Other Authors: Ricke, Steven C.
Format: Others
Language:en_US
Published: Texas A&M University 2007
Subjects:
Online Access:http://hdl.handle.net/1969.1/4786
Description
Summary:Lysine is one of the more limiting amino acids in protein sources for chickens. Since lysine is also an essential amino acid for animals, it is an important component of animal dietary formulation. Therefore, an accurate pre-determination of bioavailable lysine in feedstuffs is important. An optical density (OD) based microbiological assay for lysine determination using E. coli lysine auxotroph has been previously developed. However, because the assay is based on bacterial growth response to extracellular lysine measured as OD, it can be relatively time consuming (10-12h). Therefore, more rapid assays are needed if pre-formulation estimates are required. In this dissertation whole cell fluorescent biosensors for the quantification of bioavailable and total lysine in feed protein sources were developed.

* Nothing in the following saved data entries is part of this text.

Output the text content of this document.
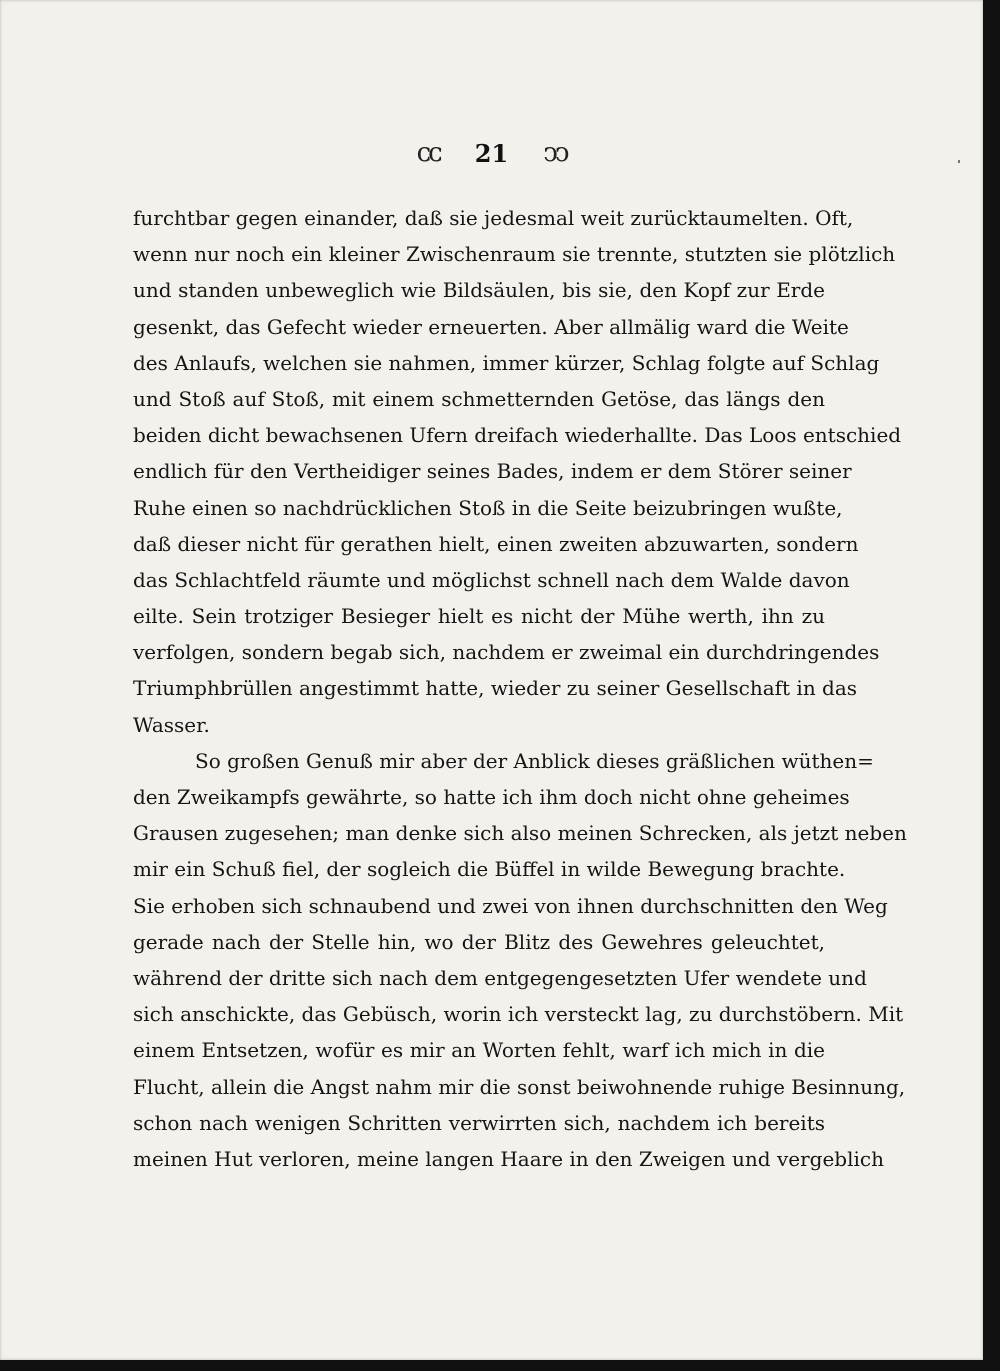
ᴄᴄ 21 ↄↄ
furchtbar gegen einander, daß sie jedesmal weit zurücktaumelten. Oft,
wenn nur noch ein kleiner Zwischenraum sie trennte, stutzten sie plötzlich
und standen unbeweglich wie Bildsäulen, bis sie, den Kopf zur Erde
gesenkt, das Gefecht wieder erneuerten. Aber allmälig ward die Weite
des Anlaufs, welchen sie nahmen, immer kürzer, Schlag folgte auf Schlag
und Stoß auf Stoß, mit einem schmetternden Getöse, das längs den
beiden dicht bewachsenen Ufern dreifach wiederhallte. Das Loos entschied
endlich für den Vertheidiger seines Bades, indem er dem Störer seiner
Ruhe einen so nachdrücklichen Stoß in die Seite beizubringen wußte,
daß dieser nicht für gerathen hielt, einen zweiten abzuwarten, sondern
das Schlachtfeld räumte und möglichst schnell nach dem Walde davon
eilte. Sein trotziger Besieger hielt es nicht der Mühe werth, ihn zu
verfolgen, sondern begab sich, nachdem er zweimal ein durchdringendes
Triumphbrüllen angestimmt hatte, wieder zu seiner Gesellschaft in das
Wasser.
So großen Genuß mir aber der Anblick dieses gräßlichen wüthen=
den Zweikampfs gewährte, so hatte ich ihm doch nicht ohne geheimes
Grausen zugesehen; man denke sich also meinen Schrecken, als jetzt neben
mir ein Schuß fiel, der sogleich die Büffel in wilde Bewegung brachte.
Sie erhoben sich schnaubend und zwei von ihnen durchschnitten den Weg
gerade nach der Stelle hin, wo der Blitz des Gewehres geleuchtet,
während der dritte sich nach dem entgegengesetzten Ufer wendete und
sich anschickte, das Gebüsch, worin ich versteckt lag, zu durchstöbern. Mit
einem Entsetzen, wofür es mir an Worten fehlt, warf ich mich in die
Flucht, allein die Angst nahm mir die sonst beiwohnende ruhige Besinnung,
schon nach wenigen Schritten verwirrten sich, nachdem ich bereits
meinen Hut verloren, meine langen Haare in den Zweigen und vergeblich
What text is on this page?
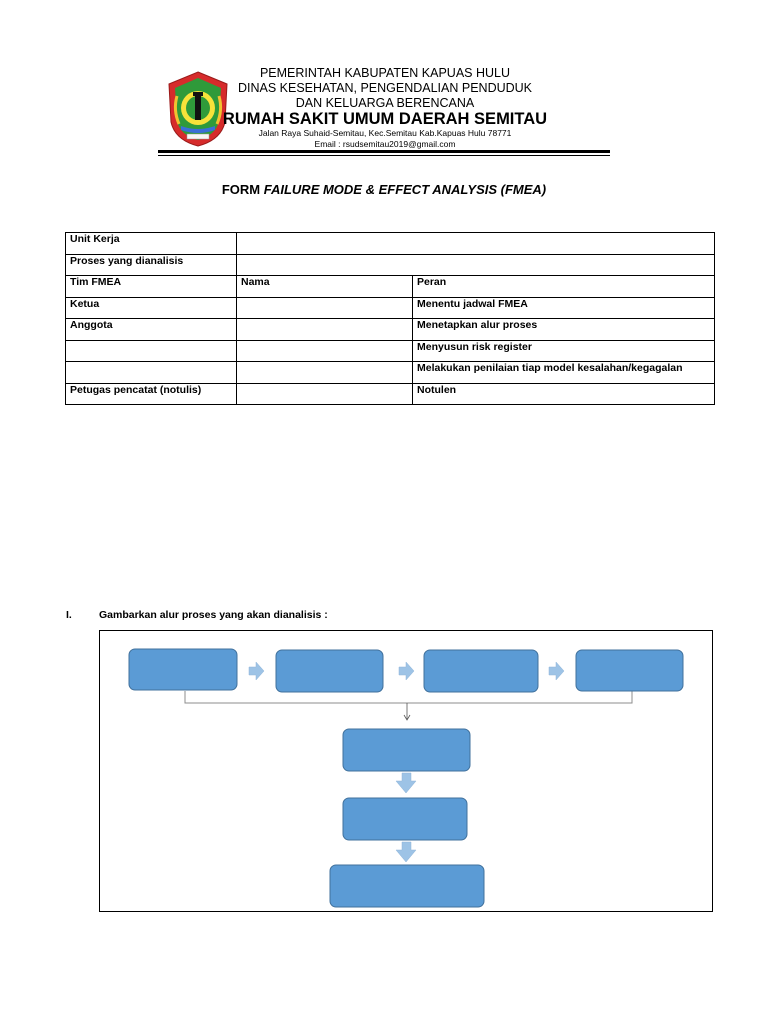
PEMERINTAH KABUPATEN KAPUAS HULU
DINAS KESEHATAN, PENGENDALIAN PENDUDUK
DAN KELUARGA BERENCANA
RUMAH SAKIT UMUM DAERAH SEMITAU
Jalan Raya Suhaid-Semitau, Kec.Semitau Kab.Kapuas Hulu 78771
Email : rsudsemitau2019@gmail.com
FORM FAILURE MODE & EFFECT ANALYSIS (FMEA)
Unit Kerja		
Proses yang dianalisis		
Tim FMEA	Nama	Peran
Ketua		Menentu jadwal FMEA
Anggota		Menetapkan alur proses
		Menyusun risk register
		Melakukan penilaian tiap model kesalahan/kegagalan
Petugas pencatat (notulis)		Notulen
I.	Gambarkan alur proses yang akan dianalisis :
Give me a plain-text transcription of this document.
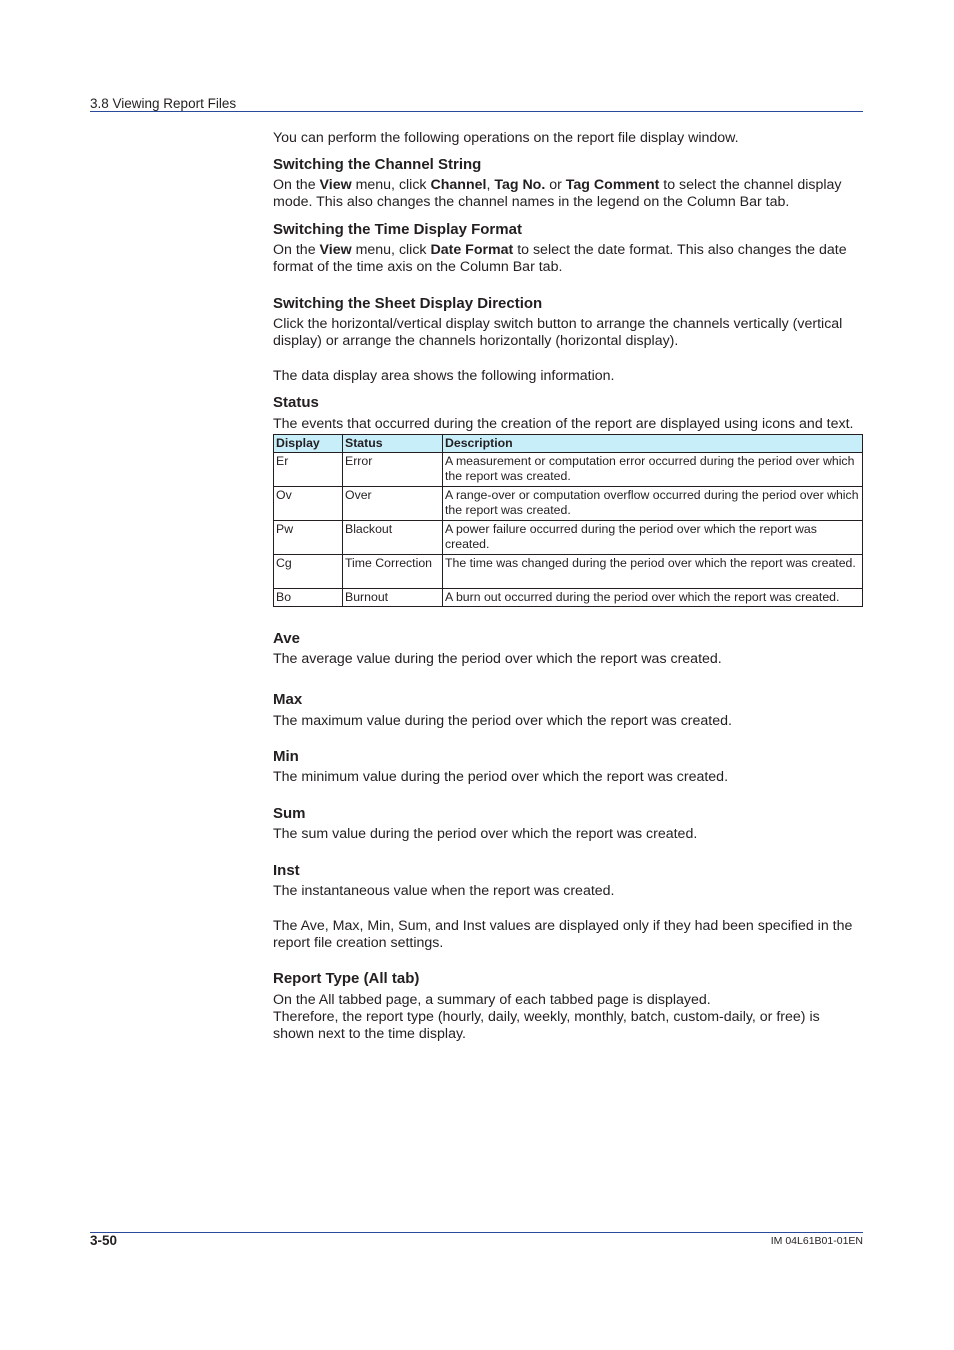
3.8 Viewing Report Files

You can perform the following operations on the report file display window.

Switching the Channel String

On the View menu, click Channel, Tag No. or Tag Comment to select the channel display mode. This also changes the channel names in the legend on the Column Bar tab.

Switching the Time Display Format

On the View menu, click Date Format to select the date format. This also changes the date format of the time axis on the Column Bar tab.

Switching the Sheet Display Direction

Click the horizontal/vertical display switch button to arrange the channels vertically (vertical display) or arrange the channels horizontally (horizontal display).

The data display area shows the following information.

Status

The events that occurred during the creation of the report are displayed using icons and text.

Display	Status	Description
Er	Error	A measurement or computation error occurred during the period over which the report was created.
Ov	Over	A range-over or computation overflow occurred during the period over which the report was created.
Pw	Blackout	A power failure occurred during the period over which the report was created.
Cg	Time Correction	The time was changed during the period over which the report was created.
Bo	Burnout	A burn out occurred during the period over which the report was created.
Ave

The average value during the period over which the report was created.

Max

The maximum value during the period over which the report was created.

Min

The minimum value during the period over which the report was created.

Sum

The sum value during the period over which the report was created.

Inst

The instantaneous value when the report was created.

The Ave, Max, Min, Sum, and Inst values are displayed only if they had been specified in the report file creation settings.

Report Type (All tab)

On the All tabbed page, a summary of each tabbed page is displayed.

Therefore, the report type (hourly, daily, weekly, monthly, batch, custom-daily, or free) is shown next to the time display.

3-50	IM 04L61B01-01EN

The biosensor for quantification of bioavailable lysine was based on the growth response of E. coli to an external source of lysine and lysinecontaining small peptides. Green fluorescent protein (GFP) was inserted in the genome of E. coli lysine auxotroph as a part of a mini-Tn5- transposon by conjugation. Bacterial growth response to external lysine and small peptides was monitored and recorded by measuring the fluorescence emitted by GFP. The second type biosensor developed was designed for the quantification of total lysine. It was based on the measurement of a promoter activity, which was induced and modulated by extracellular concentration of lysine. Cad promoter was amplified from E. coli K-12 genome and was cloned into promoterless gfp plasmid. The construct was electroporated into electrocompetent E. coli cells. The promoter activity was induced under the conditions of low pH and graded concentrations of lysine. Lysine-dose response was measured by the fluorescence of GFP. Both methods were characterized as having a high potential for practical application.